Le Pont

La liberté d’opinion est une farce si l’information sur les faits n’est pas garantie. – Hannah Arendt

Hommage : Christian Stoffaës (1947-2025)*

Une carrière exemplaire au service de l’État, de l’énergie et des sciences économiques

Né le 9 mai 1947 à Rouen, Christian Daniel Vital Stoffaës a marqué profondément le paysage économique français en tant qu’économiste brillant et visionnaire, haut fonctionnaire dévoué, cadre dirigeant à EdF et professeur d’université respecté.

Sa carrière professionnelle s’est principalement déroulée entre deux institutions majeures : le ministère de l’Industrie absorbé par celui de l’Économie et Électricité de France. Ingénieur général des mines, Christian Stoffaës a commencé son parcours au ministère de l’Industrie dès 1972, où il a occupé successivement les fonctions de directeur du sous-arrondissement minéralogique DE pARIS, inspecteur général des carrières d’Île-de-France, puis en 1974, chargé de sous-direction au service des affaires industrielles internationales de la prestigieuse Direction générale de l’Industrie (DGI) dirigée alors par Hugues de l’Estoile (X 1951).

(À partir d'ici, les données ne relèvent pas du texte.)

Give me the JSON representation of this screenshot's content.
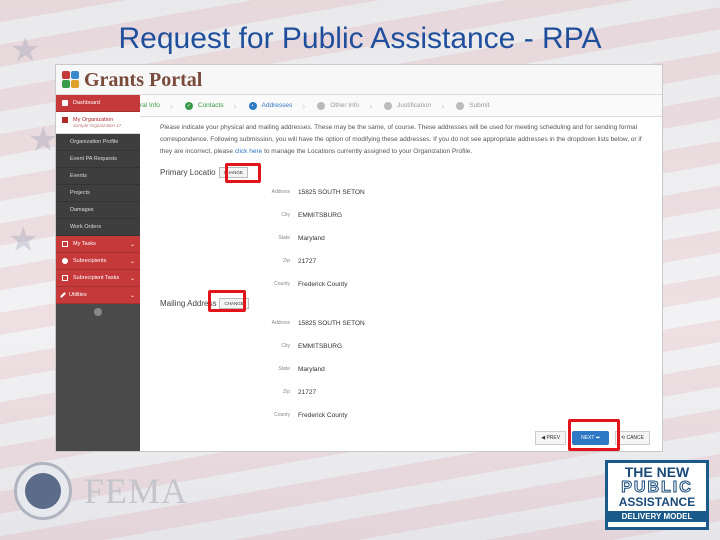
{
  "slide": {
    "title": "Request for Public Assistance - RPA"
  },
  "app": {
    "logo_text": "Grants Portal",
    "sidebar": {
      "dashboard": "Dashboard",
      "my_org": "My Organization",
      "my_org_sub": "Sample Organization 17",
      "org_profile": "Organization Profile",
      "event_requests": "Event PA Requests",
      "events": "Events",
      "projects": "Projects",
      "damages": "Damages",
      "work_orders": "Work Orders",
      "my_tasks": "My Tasks",
      "subrecipients": "Subrecipients",
      "subrecipient_tasks": "Subrecipient Tasks",
      "utilities": "Utilities"
    },
    "steps": [
      {
        "label": "ral Info",
        "state": "done"
      },
      {
        "label": "Contacts",
        "state": "done"
      },
      {
        "label": "Addresses",
        "state": "active"
      },
      {
        "label": "Other Info",
        "state": "todo"
      },
      {
        "label": "Justification",
        "state": "todo"
      },
      {
        "label": "Submit",
        "state": "todo"
      }
    ],
    "intro_text": "Please indicate your physical and mailing addresses. These may be the same, of course. These addresses will be used for meeting scheduling and for sending formal correspondence. Following submission, you will have the option of modifying these addresses. If you do not see appropriate addresses in the dropdown lists below, or if they are incorrect, please ",
    "intro_link": "click here",
    "intro_end": " to manage the Locations currently assigned to your Organization Profile.",
    "primary": {
      "title": "Primary Locatio",
      "change_label": "CHANGE",
      "fields": [
        {
          "label": "Address",
          "value": "15825 SOUTH SETON"
        },
        {
          "label": "City",
          "value": "EMMITSBURG"
        },
        {
          "label": "State",
          "value": "Maryland"
        },
        {
          "label": "Zip",
          "value": "21727"
        },
        {
          "label": "County",
          "value": "Frederick County"
        }
      ]
    },
    "mailing": {
      "title": "Mailing Address",
      "change_label": "CHANGE",
      "fields": [
        {
          "label": "Address",
          "value": "15825 SOUTH SETON"
        },
        {
          "label": "City",
          "value": "EMMITSBURG"
        },
        {
          "label": "State",
          "value": "Maryland"
        },
        {
          "label": "Zip",
          "value": "21727"
        },
        {
          "label": "County",
          "value": "Frederick County"
        }
      ]
    },
    "buttons": {
      "prev": "◀ PREV",
      "next": "NEXT ➡",
      "cancel": "⟲ CANCE"
    }
  },
  "footer": {
    "fema_text": "FEMA",
    "pa_line1": "THE NEW",
    "pa_line2": "PUBLIC",
    "pa_line3": "ASSISTANCE",
    "pa_line4": "DELIVERY MODEL"
  },
  "colors": {
    "title_blue": "#1f4e9c",
    "highlight_red": "#e2131a",
    "sidebar_red": "#c6393a",
    "next_blue": "#2e78c6"
  }
}
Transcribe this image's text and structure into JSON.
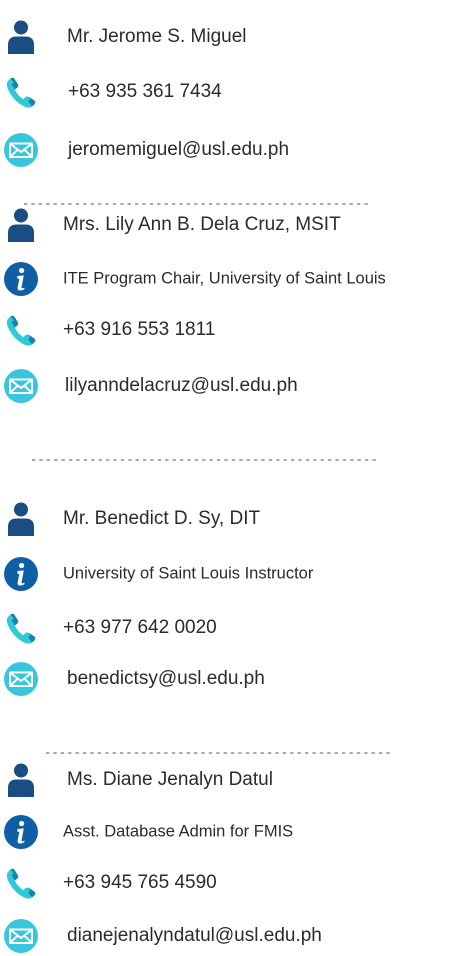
{
  "colors": {
    "person_icon": "#1a4d82",
    "info_icon": "#0f5fa6",
    "phone_icon_light": "#31c9d8",
    "phone_icon_dark": "#1784a8",
    "mail_icon_bg": "#39c6dd",
    "text": "#2b2b2b"
  },
  "separator": "-----------------------------------------------",
  "contacts": [
    {
      "name": "Mr. Jerome S. Miguel",
      "phone": "+63 935 361 7434",
      "email": "jeromemiguel@usl.edu.ph"
    },
    {
      "name": "Mrs. Lily Ann B. Dela Cruz, MSIT",
      "role": "ITE Program Chair, University of Saint Louis",
      "phone": "+63 916 553 1811",
      "email": "lilyanndelacruz@usl.edu.ph"
    },
    {
      "name": "Mr. Benedict D. Sy, DIT",
      "role": "University of Saint Louis Instructor",
      "phone": "+63 977 642 0020",
      "email": "benedictsy@usl.edu.ph"
    },
    {
      "name": "Ms. Diane Jenalyn Datul",
      "role": "Asst. Database Admin for FMIS",
      "phone": "+63 945 765 4590",
      "email": "dianejenalyndatul@usl.edu.ph"
    }
  ]
}
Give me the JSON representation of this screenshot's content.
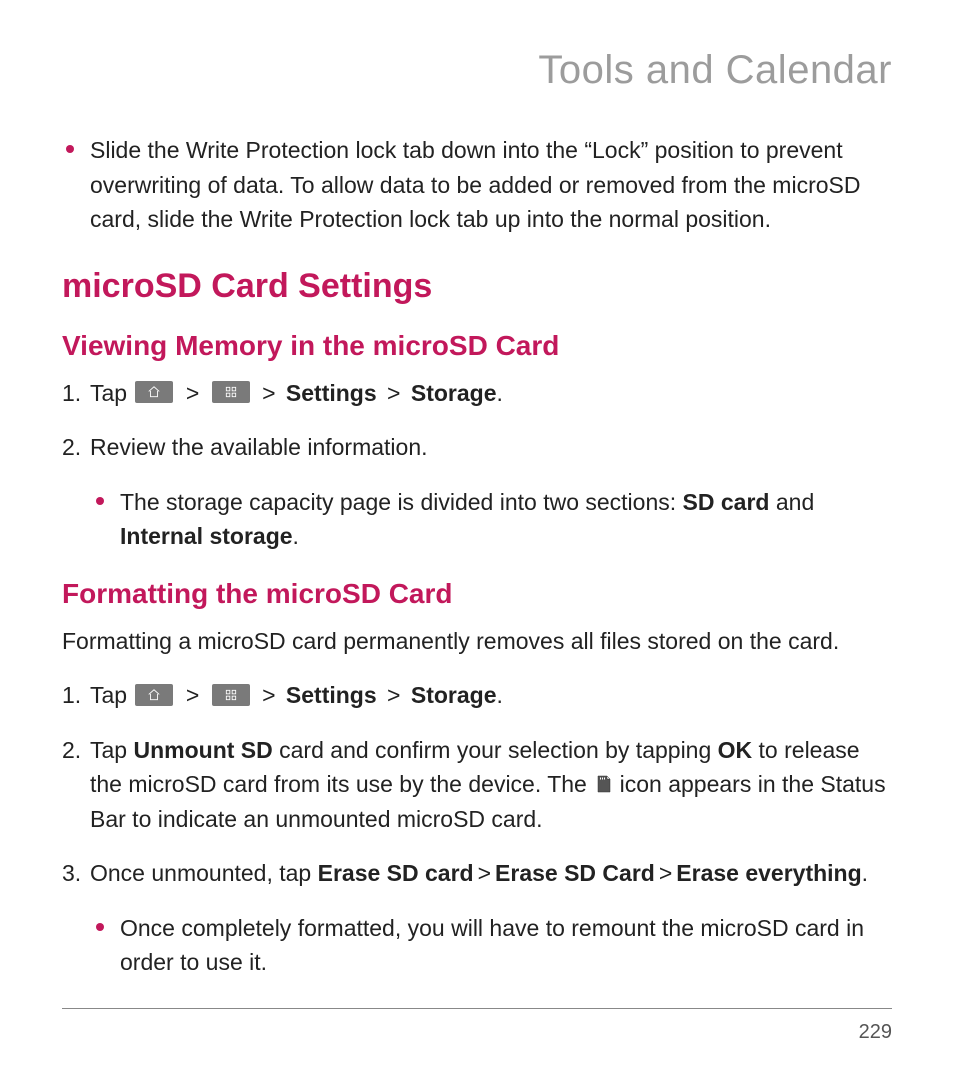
{
  "chapter_title": "Tools and Calendar",
  "intro_bullet": "Slide the Write Protection lock tab down into the “Lock” position to prevent overwriting of data. To allow data to be added or removed from the microSD card, slide the Write Protection lock tab up into the normal position.",
  "section_title": "microSD Card Settings",
  "viewing": {
    "heading": "Viewing Memory in the microSD Card",
    "step1_prefix": "Tap ",
    "sep": ">",
    "settings_label": "Settings",
    "storage_label": "Storage",
    "period": ".",
    "step2": "Review the available information.",
    "sub_bullet_pre": "The storage capacity page is divided into two sections: ",
    "sd_card_label": "SD card",
    "and": " and ",
    "internal_label": "Internal storage"
  },
  "formatting": {
    "heading": "Formatting the microSD Card",
    "intro": "Formatting a microSD card permanently removes all files stored on the card.",
    "step1_prefix": "Tap ",
    "step2_pre": "Tap ",
    "unmount_label": "Unmount SD",
    "step2_mid": " card and confirm your selection by tapping ",
    "ok_label": "OK",
    "step2_after_ok": " to release the microSD card from its use by the device. The ",
    "step2_tail": " icon appears in the Status Bar to indicate an unmounted microSD card.",
    "step3_pre": "Once unmounted, tap ",
    "erase1": "Erase SD card",
    "erase2": "Erase SD Card",
    "erase3": "Erase everything",
    "sub_bullet": "Once completely formatted, you will have to remount the microSD card in order to use it."
  },
  "page_number": "229"
}
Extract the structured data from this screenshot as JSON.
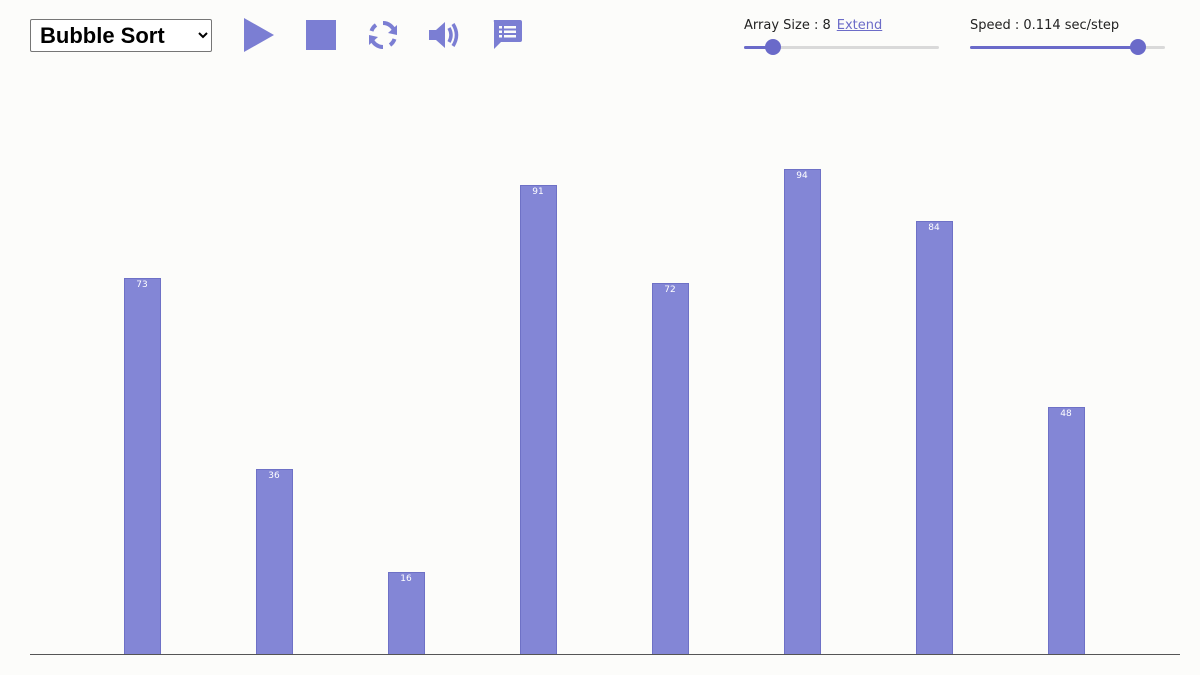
{
  "algorithm_select": {
    "selected": "Bubble Sort",
    "options": [
      "Bubble Sort"
    ]
  },
  "toolbar": {
    "play_icon": "play-icon",
    "stop_icon": "stop-icon",
    "refresh_icon": "refresh-icon",
    "sound_icon": "speaker-icon",
    "description_icon": "chat-list-icon"
  },
  "array_size": {
    "label": "Array Size : 8",
    "link": "Extend",
    "value_fraction": 0.15
  },
  "speed": {
    "label": "Speed : 0.114 sec/step",
    "value_fraction": 0.86
  },
  "colors": {
    "accent": "#6a6ac9",
    "bar": "#8386d6",
    "background": "#fcfcfa"
  },
  "chart_data": {
    "type": "bar",
    "values": [
      73,
      36,
      16,
      91,
      72,
      94,
      84,
      48
    ],
    "ylim": [
      0,
      100
    ]
  }
}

Il est devenu en 1978, le chef du Centre d’études et de prévision, en 1982, directeur adjoint des industries électroniques et de l’informatique, puis chargé de mission auprès du ministre de l’Industrie, des Postes et Télécommunication et du tourisme, Alain Madelin. Son expertise dans les grands contrats d’exportation pendant la période du choc pétrolier a été particulièrement remarquée. De 1974 à 1978, il est rapporteur de la commission Industrie du Plan.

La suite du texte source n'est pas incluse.